Three of the four things that the verifier has to prove (listed above) involves published data from the issuer that has to be available in some trusted, public distributed place, a place that is not controlled by a central authority (hmm…sounds like a DLT!). In Indy and Aries, data published to a DLT is used to verify the credential without having to check with the issuer. In particular:
- The verifier has to know who issued the credential based on an identifier and cryptographic signature. From the presentation, it gets an identifier for the issuer, looks it up on a DLT to get a public key associated with the issuer to verify the signature in the presentation. Thus, the identity of the issuer is known.
- The verifier has to verify that the claims data has not been altered by verifying a cryptographic signature across the data. Based on an identifier for the type of credential, the verifier gets from a DLT a set of public keys and verifies the signatures. Thus, the verifier knows no one has tampered with the claims data.
- The issuer periodically updates a revocation registry on a DLT indicating the credentials that have been revoked. If the holder’s credential is revoked, they are unable to create a proof of non-revocation (yes, that’s a double negative…). If the holder can generate that proof, the verifier can check it. Thus, the verifier knows the credential has not been revoked.

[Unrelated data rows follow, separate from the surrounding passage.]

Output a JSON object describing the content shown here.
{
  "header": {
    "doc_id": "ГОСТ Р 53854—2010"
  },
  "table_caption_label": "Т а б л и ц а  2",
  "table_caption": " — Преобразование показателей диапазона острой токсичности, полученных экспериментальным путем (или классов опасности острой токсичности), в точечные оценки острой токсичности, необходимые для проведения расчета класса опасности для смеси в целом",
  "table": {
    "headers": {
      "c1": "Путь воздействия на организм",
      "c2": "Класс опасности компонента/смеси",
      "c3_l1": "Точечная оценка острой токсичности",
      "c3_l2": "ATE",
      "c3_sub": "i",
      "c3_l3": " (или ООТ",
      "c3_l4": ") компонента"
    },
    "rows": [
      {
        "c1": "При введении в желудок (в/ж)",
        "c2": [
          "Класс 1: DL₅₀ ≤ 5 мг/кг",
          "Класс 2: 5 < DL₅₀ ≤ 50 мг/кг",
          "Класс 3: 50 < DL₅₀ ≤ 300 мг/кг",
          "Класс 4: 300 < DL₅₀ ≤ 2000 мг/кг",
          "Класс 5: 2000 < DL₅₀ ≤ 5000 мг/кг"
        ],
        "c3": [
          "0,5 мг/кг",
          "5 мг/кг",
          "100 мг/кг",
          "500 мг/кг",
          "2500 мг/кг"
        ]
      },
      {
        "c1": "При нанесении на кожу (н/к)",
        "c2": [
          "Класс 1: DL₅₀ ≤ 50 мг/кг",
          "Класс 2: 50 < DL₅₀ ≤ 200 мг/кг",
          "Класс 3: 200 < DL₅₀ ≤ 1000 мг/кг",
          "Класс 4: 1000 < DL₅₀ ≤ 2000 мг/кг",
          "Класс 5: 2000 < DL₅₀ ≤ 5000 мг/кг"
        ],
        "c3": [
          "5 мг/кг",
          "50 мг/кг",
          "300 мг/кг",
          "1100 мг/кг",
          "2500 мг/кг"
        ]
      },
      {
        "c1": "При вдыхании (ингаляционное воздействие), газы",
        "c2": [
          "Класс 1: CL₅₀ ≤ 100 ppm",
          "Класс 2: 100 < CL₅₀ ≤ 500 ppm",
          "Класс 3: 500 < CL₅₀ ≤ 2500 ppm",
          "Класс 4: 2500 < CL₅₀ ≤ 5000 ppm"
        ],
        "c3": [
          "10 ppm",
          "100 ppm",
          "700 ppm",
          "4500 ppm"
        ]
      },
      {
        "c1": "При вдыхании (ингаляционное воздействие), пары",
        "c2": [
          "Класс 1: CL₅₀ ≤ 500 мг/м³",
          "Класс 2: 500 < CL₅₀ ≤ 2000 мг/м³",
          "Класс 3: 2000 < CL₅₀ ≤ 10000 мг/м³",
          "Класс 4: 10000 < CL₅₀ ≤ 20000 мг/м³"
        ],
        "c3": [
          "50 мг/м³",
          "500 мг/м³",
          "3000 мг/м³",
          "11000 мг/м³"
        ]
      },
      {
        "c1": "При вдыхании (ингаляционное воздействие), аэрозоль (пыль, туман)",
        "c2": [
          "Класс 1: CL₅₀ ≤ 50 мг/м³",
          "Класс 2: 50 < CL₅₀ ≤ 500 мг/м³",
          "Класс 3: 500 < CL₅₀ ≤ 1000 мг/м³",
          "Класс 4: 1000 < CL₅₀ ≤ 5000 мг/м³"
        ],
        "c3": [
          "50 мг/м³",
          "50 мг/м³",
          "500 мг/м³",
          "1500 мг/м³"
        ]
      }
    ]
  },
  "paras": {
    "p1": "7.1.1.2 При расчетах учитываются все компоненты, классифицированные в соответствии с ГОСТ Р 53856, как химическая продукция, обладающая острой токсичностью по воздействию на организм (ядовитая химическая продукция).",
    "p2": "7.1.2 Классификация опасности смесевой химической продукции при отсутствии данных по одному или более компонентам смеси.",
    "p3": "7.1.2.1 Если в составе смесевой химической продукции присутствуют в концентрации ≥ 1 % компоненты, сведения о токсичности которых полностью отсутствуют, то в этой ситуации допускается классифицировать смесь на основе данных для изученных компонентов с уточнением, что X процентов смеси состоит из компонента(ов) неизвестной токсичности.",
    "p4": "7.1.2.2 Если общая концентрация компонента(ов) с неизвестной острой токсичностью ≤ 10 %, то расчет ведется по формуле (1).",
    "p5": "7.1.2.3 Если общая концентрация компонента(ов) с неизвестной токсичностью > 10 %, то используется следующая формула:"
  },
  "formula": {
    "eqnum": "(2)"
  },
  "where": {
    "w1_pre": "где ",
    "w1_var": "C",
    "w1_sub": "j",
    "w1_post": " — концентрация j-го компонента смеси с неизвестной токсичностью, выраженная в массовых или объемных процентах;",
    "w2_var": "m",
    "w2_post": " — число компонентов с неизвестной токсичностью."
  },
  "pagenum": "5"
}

The fourth attribute (the binding of the credential to the holder) in Indy is done using some privacy-preserving cryptographic magic (called a Zero Knowledge Proof) that prevents having a unique identifier for the holder or credential being given to the verifier. Thus, no PII is needed for sharing trusted data.

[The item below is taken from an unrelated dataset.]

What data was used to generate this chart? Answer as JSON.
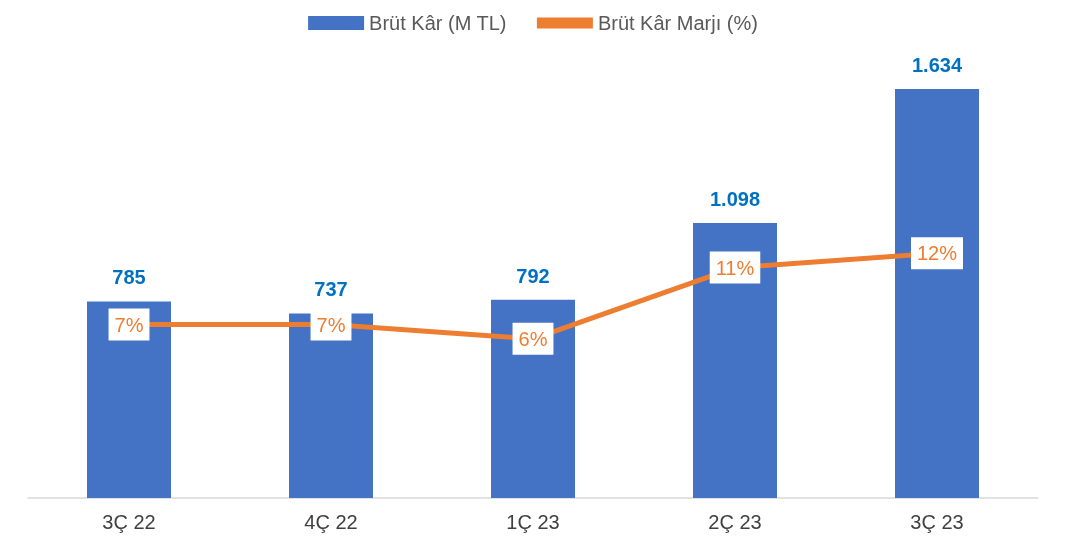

So why DLT? First, we can get the good parts of paper credentials—private transactions between holders and verifiers and no callback to the issuer. Second, the issuer gets a trusted, open and transparent way to publish the cryptographic material needed for those private holder-verifier transactions. Third, there is no need to have a “Trusted Third Party” participating in the interactions.
And did I mention, no private data goes on the DLT!!!
Hyperledger Indy, Aries and Ursa are enabling this approach to “self-sovereign identity” in a big way, bringing about a new layer of trust on the Internet that will let us preserve our privacy and give us control over our identity and data—where it belongs. There is a lot to learn. If you’re curious, a great place to start is this Linux Foundation edX course.